Your home is your sanctuary. And keeping it in good condition can save you money.

Woman using sandpaper on some wood

Taking care of your home doesn’t have to be a chore. A few checks and touch ups through the year could save you money in the long run.

1. Prevention rather than cure

It’s the dampest room in the house, so it’s unsurprising that most of us will have to tackle mould issues in the bathroom. By keeping on top of your grout and sealants, you can focus on prevention rather than cure – which is far cheaper. Cleaning tile grout and around sealants helps to keep it in check. Plus, with regular attention you’re more likely to spot anything out of the ordinary, like cracks or leaks, in good time.

2. Tackling mould and damp

If you do find mould, it can usually be removed with household cleaning products designed to get rid of fungus. Mould is caused by excess damp, so try and use an extractor fan or leave the window open to get good air circulation and help the room dry out.

Airing rooms helps to prevent damp problems. But if you’re cleaning and airing regularly and you find there’s an area that is always damp, or it keeps coming back, it could be that you have a leak. Don’t worry. It’s better to spot this early. Check your home insurance policy, as it may cover repairs.

3. Window maintenance

Windows are expensive to replace. But you can help give them a long and healthy life. If you have wooden window frames, a lick of paint goes a long way. Repaint them once a year to keep wood rot at bay. Simply cleaning the glass regularly also helps keep wooden frames in good condition.

4. Forgotten areas

Give your loft a quick check before the winter months – that way if anything that needs fixing you can get it sorted before the weather get colder and wetter. Look for:

  • Tears to the roof lining
  • Rot or decay in timbers
  • Crack in the water pipes or tank
  • Signs of wasps nests or vermin 
  • Insulation that is at least 250mm thick, as this could save you money on energy bills.

5. Uninvited guests

Are you sharing your house with uninvited residents? Pests may be small but they can damage your property if left to their own devices. Tell-tale signs of mice or rats are droppings and gnawed furniture and/or wiring. Moths will make themselves known by taking small bites out of your clothes, especially if you have natural fibres such as wool, silk and cotton. Small holes in your floorboards could be a sign of woodworm. 
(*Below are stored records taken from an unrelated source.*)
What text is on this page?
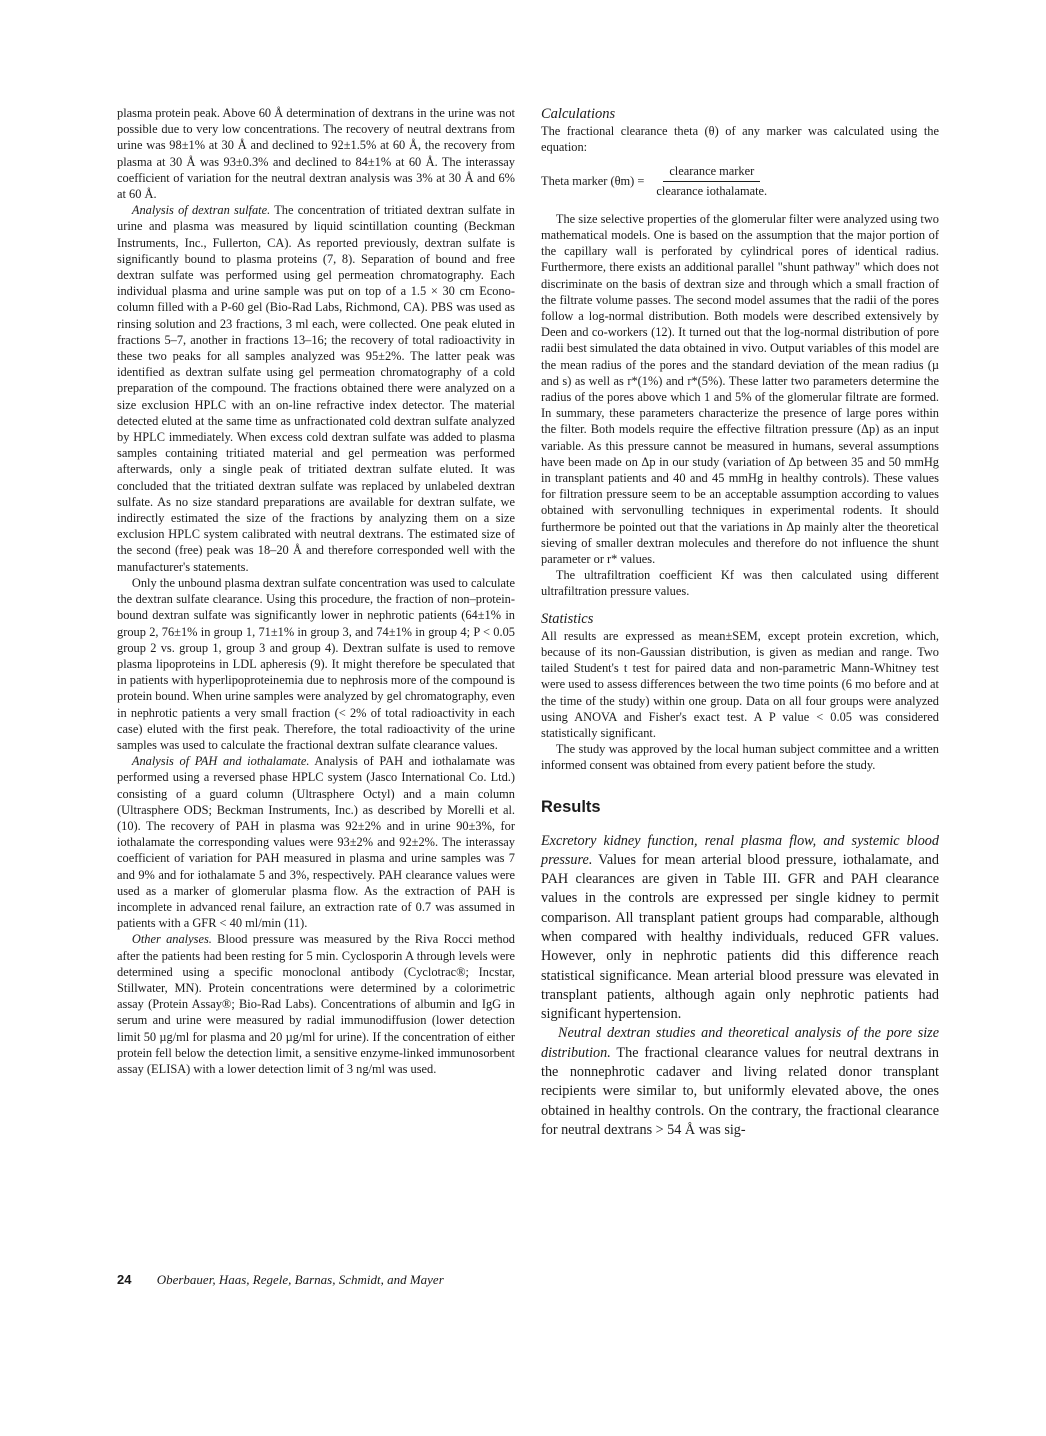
plasma protein peak. Above 60 Å determination of dextrans in the urine was not possible due to very low concentrations. The recovery of neutral dextrans from urine was 98±1% at 30 Å and declined to 92±1.5% at 60 Å, the recovery from plasma at 30 Å was 93±0.3% and declined to 84±1% at 60 Å. The interassay coefficient of variation for the neutral dextran analysis was 3% at 30 Å and 6% at 60 Å.

Analysis of dextran sulfate. The concentration of tritiated dextran sulfate in urine and plasma was measured by liquid scintillation counting (Beckman Instruments, Inc., Fullerton, CA). As reported previously, dextran sulfate is significantly bound to plasma proteins (7, 8). Separation of bound and free dextran sulfate was performed using gel permeation chromatography. Each individual plasma and urine sample was put on top of a 1.5 × 30 cm Econo-column filled with a P-60 gel (Bio-Rad Labs, Richmond, CA). PBS was used as rinsing solution and 23 fractions, 3 ml each, were collected. One peak eluted in fractions 5–7, another in fractions 13–16; the recovery of total radioactivity in these two peaks for all samples analyzed was 95±2%. The latter peak was identified as dextran sulfate using gel permeation chromatography of a cold preparation of the compound. The fractions obtained there were analyzed on a size exclusion HPLC with an on-line refractive index detector. The material detected eluted at the same time as unfractionated cold dextran sulfate analyzed by HPLC immediately. When excess cold dextran sulfate was added to plasma samples containing tritiated material and gel permeation was performed afterwards, only a single peak of tritiated dextran sulfate eluted. It was concluded that the tritiated dextran sulfate was replaced by unlabeled dextran sulfate. As no size standard preparations are available for dextran sulfate, we indirectly estimated the size of the fractions by analyzing them on a size exclusion HPLC system calibrated with neutral dextrans. The estimated size of the second (free) peak was 18–20 Å and therefore corresponded well with the manufacturer's statements.

Only the unbound plasma dextran sulfate concentration was used to calculate the dextran sulfate clearance. Using this procedure, the fraction of non–protein-bound dextran sulfate was significantly lower in nephrotic patients (64±1% in group 2, 76±1% in group 1, 71±1% in group 3, and 74±1% in group 4; P < 0.05 group 2 vs. group 1, group 3 and group 4). Dextran sulfate is used to remove plasma lipoproteins in LDL apheresis (9). It might therefore be speculated that in patients with hyperlipoproteinemia due to nephrosis more of the compound is protein bound. When urine samples were analyzed by gel chromatography, even in nephrotic patients a very small fraction (< 2% of total radioactivity in each case) eluted with the first peak. Therefore, the total radioactivity of the urine samples was used to calculate the fractional dextran sulfate clearance values.

Analysis of PAH and iothalamate. Analysis of PAH and iothalamate was performed using a reversed phase HPLC system (Jasco International Co. Ltd.) consisting of a guard column (Ultrasphere Octyl) and a main column (Ultrasphere ODS; Beckman Instruments, Inc.) as described by Morelli et al. (10). The recovery of PAH in plasma was 92±2% and in urine 90±3%, for iothalamate the corresponding values were 93±2% and 92±2%. The interassay coefficient of variation for PAH measured in plasma and urine samples was 7 and 9% and for iothalamate 5 and 3%, respectively. PAH clearance values were used as a marker of glomerular plasma flow. As the extraction of PAH is incomplete in advanced renal failure, an extraction rate of 0.7 was assumed in patients with a GFR < 40 ml/min (11).

Other analyses. Blood pressure was measured by the Riva Rocci method after the patients had been resting for 5 min. Cyclosporin A through levels were determined using a specific monoclonal antibody (Cyclotrac®; Incstar, Stillwater, MN). Protein concentrations were determined by a colorimetric assay (Protein Assay®; Bio-Rad Labs). Concentrations of albumin and IgG in serum and urine were measured by radial immunodiffusion (lower detection limit 50 µg/ml for plasma and 20 µg/ml for urine). If the concentration of either protein fell below the detection limit, a sensitive enzyme-linked immunosorbent assay (ELISA) with a lower detection limit of 3 ng/ml was used.

Calculations

The fractional clearance theta (θ) of any marker was calculated using the equation:

Theta marker $(\theta m) = \frac{\text{clearance marker}}{\text{clearance iothalamate.}}$

The size selective properties of the glomerular filter were analyzed using two mathematical models. One is based on the assumption that the major portion of the capillary wall is perforated by cylindrical pores of identical radius. Furthermore, there exists an additional parallel "shunt pathway" which does not discriminate on the basis of dextran size and through which a small fraction of the filtrate volume passes. The second model assumes that the radii of the pores follow a log-normal distribution. Both models were described extensively by Deen and co-workers (12). It turned out that the log-normal distribution of pore radii best simulated the data obtained in vivo. Output variables of this model are the mean radius of the pores and the standard deviation of the mean radius (µ and s) as well as r*(1%) and r*(5%). These latter two parameters determine the radius of the pores above which 1 and 5% of the glomerular filtrate are formed. In summary, these parameters characterize the presence of large pores within the filter. Both models require the effective filtration pressure (Δp) as an input variable. As this pressure cannot be measured in humans, several assumptions have been made on Δp in our study (variation of Δp between 35 and 50 mmHg in transplant patients and 40 and 45 mmHg in healthy controls). These values for filtration pressure seem to be an acceptable assumption according to values obtained with servonulling techniques in experimental rodents. It should furthermore be pointed out that the variations in Δp mainly alter the theoretical sieving of smaller dextran molecules and therefore do not influence the shunt parameter or r* values.

The ultrafiltration coefficient Kf was then calculated using different ultrafiltration pressure values.

Statistics

All results are expressed as mean±SEM, except protein excretion, which, because of its non-Gaussian distribution, is given as median and range. Two tailed Student's t test for paired data and non-parametric Mann-Whitney test were used to assess differences between the two time points (6 mo before and at the time of the study) within one group. Data on all four groups were analyzed using ANOVA and Fisher's exact test. A P value < 0.05 was considered statistically significant.

The study was approved by the local human subject committee and a written informed consent was obtained from every patient before the study.

Results

Excretory kidney function, renal plasma flow, and systemic blood pressure. Values for mean arterial blood pressure, iothalamate, and PAH clearances are given in Table III. GFR and PAH clearance values in the controls are expressed per single kidney to permit comparison. All transplant patient groups had comparable, although when compared with healthy individuals, reduced GFR values. However, only in nephrotic patients did this difference reach statistical significance. Mean arterial blood pressure was elevated in transplant patients, although again only nephrotic patients had significant hypertension.

Neutral dextran studies and theoretical analysis of the pore size distribution. The fractional clearance values for neutral dextrans in the nonnephrotic cadaver and living related donor transplant recipients were similar to, but uniformly elevated above, the ones obtained in healthy controls. On the contrary, the fractional clearance for neutral dextrans > 54 Å was sig-

24 Oberbauer, Haas, Regele, Barnas, Schmidt, and Mayer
As soon as you spot the signs, call a professional in to assess and offer a solution. It’s always worth checking your home and contents insurance to see if you’re covered for pest clauses.

6. Get back to nature

A garden that is well loved can add value to your property if you’re selling. Not only that, but tending to your outside space could save you time and money on more serious structural damage.

  • Give your shrubs some space. Shrub and tree roots can damage drainage pipes and even cause subsistence if they are too close to the walls of your house.
  • Check for large tree roots. Large trees have large roots, and these can be a problem for your foundations.
  • Cut back wall climbers and creepers. Plants growing on your house look idyllic, but it’s important to keep them in check. Over time they can cause damp and damage the structure of the house.
  • Introduce a wild area. If you have the space, allow part of the garden to grow wild flowers. A wild area will invite more bees and help your garden become part of the eco system.